Hi, I have a couple of 1960's watches that although gents, are very small (33mm and 35mm) compared to todays 'norm'. I would like to get some of the straps that are bigger behind the case of the watch - if that makes sense.. and a thinner strap runs through the lugs and overlays the backing strap.

I have seen a couple come up from time to time, one I think was called a Russian strap on ebay but had lots of slices through it like fish gils. There doesn't seem to be one generic name for the strap-type though, so it makes searching for different styles a bit hard. Does anyone know of a generic name for these please..?

Thanks in advance!

John :thumbsup:


----------



## ziggy1024 (Dec 18, 2017)

'Bund' strap?


----------



## Autonomous (Nov 16, 2016)

ziggy1024 said:


> 'Bund' strap?


 That throws up a few choices in google.. thanks for that :thumbsup:


----------



## spinynorman (Apr 2, 2014)

You may find what you're looking for here http://www.vintagewatchstraps.com/index.php

I bought one of his "premium Italian leather" straps for a very vintage watch I own and it seems to match your description.


----------



## WRENCH (Jun 20, 2016)

@Autonomous

This sort of thing ?










https://www.etsy.com/uk/shop/RareAntiquesShop/items

https://www.ebay.co.uk/sch/fromukraine/m.html?


----------



## Autonomous (Nov 16, 2016)

spinynorman said:


> You may find what you're looking for here http://www.vintagewatchstraps.com/index.php
> 
> I bought one of his "premium Italian leather" straps for a very vintage watch I own and it seems to match your description.


 Great site, thanks!



WRENCH said:


> @Autonomous
> 
> This sort of thing ?
> 
> ...


 Thanks I'll save thoes sellers..

:thumbsup:


----------



## JayDeep (Dec 31, 2016)

There was this guy I used to use, can't recall his actual name but how company was GasGasBones. He made bund style straps with a more modern touch, using leathers and nylons and other different kinds of fabrics. They were thick and designed to fit each watch specifically. You just give him the dimensions of your lugs and he makes it. Was super reasonably priced too. And based in UK if I recall. It's been a while so I've no idea of he's still around or not.

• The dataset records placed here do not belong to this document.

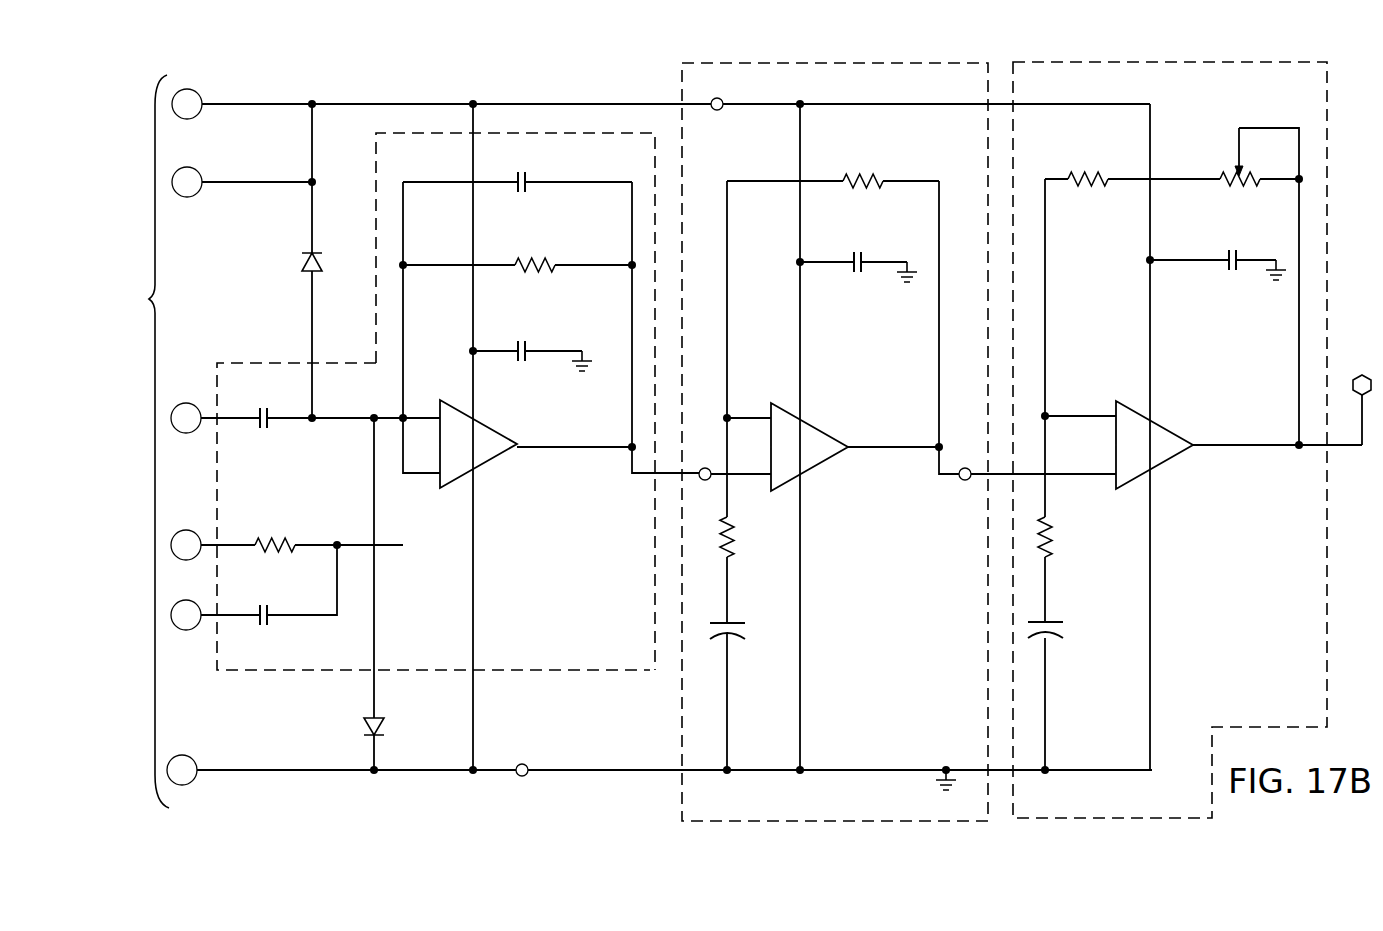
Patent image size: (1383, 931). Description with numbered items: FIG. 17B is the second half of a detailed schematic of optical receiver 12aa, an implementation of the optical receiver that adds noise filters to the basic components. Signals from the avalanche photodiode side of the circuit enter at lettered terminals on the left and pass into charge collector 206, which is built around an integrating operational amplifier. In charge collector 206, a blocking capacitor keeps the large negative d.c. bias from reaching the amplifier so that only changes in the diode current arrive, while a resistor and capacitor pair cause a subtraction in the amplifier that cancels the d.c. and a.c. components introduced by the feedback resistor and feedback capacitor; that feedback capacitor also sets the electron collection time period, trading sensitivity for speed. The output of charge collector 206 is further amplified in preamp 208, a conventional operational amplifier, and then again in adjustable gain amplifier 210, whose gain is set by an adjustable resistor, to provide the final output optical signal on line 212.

The optical receiver 12aa is at (480, 23).
The charge collector circuit 206 is at (567, 118).
The preamp 208 is at (777, 63).
The adjustable gain amplifier 210 is at (1190, 62).
The line 212 is at (1350, 448).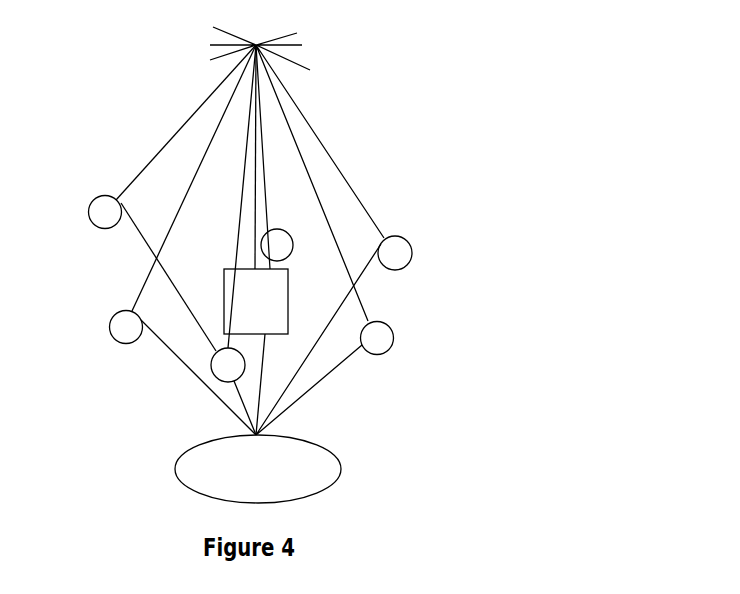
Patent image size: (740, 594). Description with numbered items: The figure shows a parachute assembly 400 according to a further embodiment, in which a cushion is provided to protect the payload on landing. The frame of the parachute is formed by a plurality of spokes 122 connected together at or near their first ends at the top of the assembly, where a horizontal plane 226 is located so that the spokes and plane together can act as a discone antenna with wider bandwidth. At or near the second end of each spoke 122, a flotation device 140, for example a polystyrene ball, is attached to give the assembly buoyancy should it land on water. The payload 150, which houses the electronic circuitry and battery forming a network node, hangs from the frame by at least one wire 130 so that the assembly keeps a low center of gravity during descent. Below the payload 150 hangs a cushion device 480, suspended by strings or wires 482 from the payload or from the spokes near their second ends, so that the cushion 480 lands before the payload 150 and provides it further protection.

The parachute assembly 400 is at (251, 265).
The horizontal plane on the top 226 is at (242, 48).
The wire 130 is at (253, 227).
The spokes 122 is at (302, 153).
The payload 150 is at (256, 301).
The flotation device 140 is at (396, 338).
The lower strings 482 is at (315, 353).
The cushion device 480 is at (258, 469).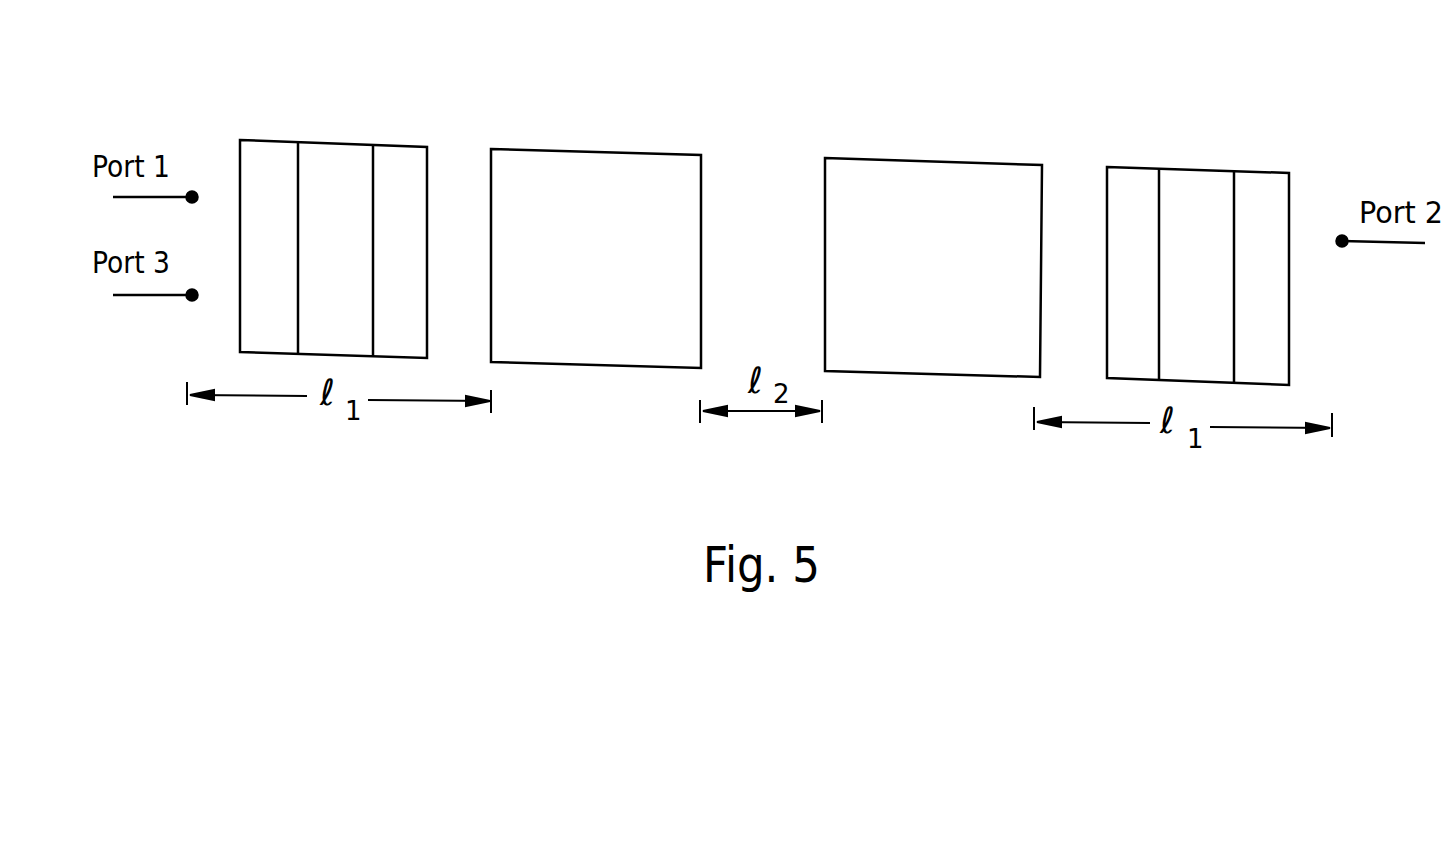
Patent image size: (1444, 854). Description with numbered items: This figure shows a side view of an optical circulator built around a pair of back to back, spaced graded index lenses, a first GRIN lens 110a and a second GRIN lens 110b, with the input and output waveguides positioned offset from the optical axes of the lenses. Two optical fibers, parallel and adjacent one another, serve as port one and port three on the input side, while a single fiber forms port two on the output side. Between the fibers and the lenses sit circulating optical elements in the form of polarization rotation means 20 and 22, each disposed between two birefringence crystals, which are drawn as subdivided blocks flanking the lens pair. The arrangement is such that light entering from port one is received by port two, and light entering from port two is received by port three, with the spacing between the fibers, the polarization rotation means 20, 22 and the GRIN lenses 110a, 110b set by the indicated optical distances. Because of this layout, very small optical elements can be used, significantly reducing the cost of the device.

The polarization rotation means 20 is at (342, 142).
The GRIN lens 110a is at (607, 165).
The GRIN lens 110b is at (930, 182).
The polarization rotation means 22 is at (1207, 168).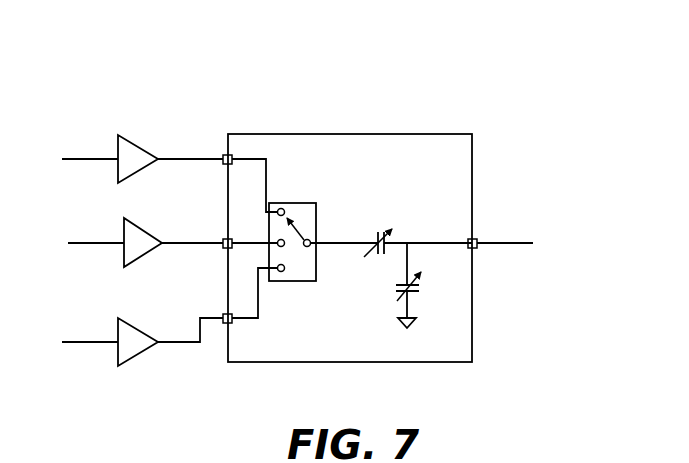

Then there was a guy named Ted something or other. Last name is escaping me. Also very modern straps, also very thick straps with unique and cool buckles, and also based somewhere in UK, if I'm remembering right. I used both a lot, many years ago. Ted used a lot of Kevlar, which had a Ridgid but oddly comfortable feel to it. I think it was Ted Su.

Sorry, not a lot of help I'm sure.


----------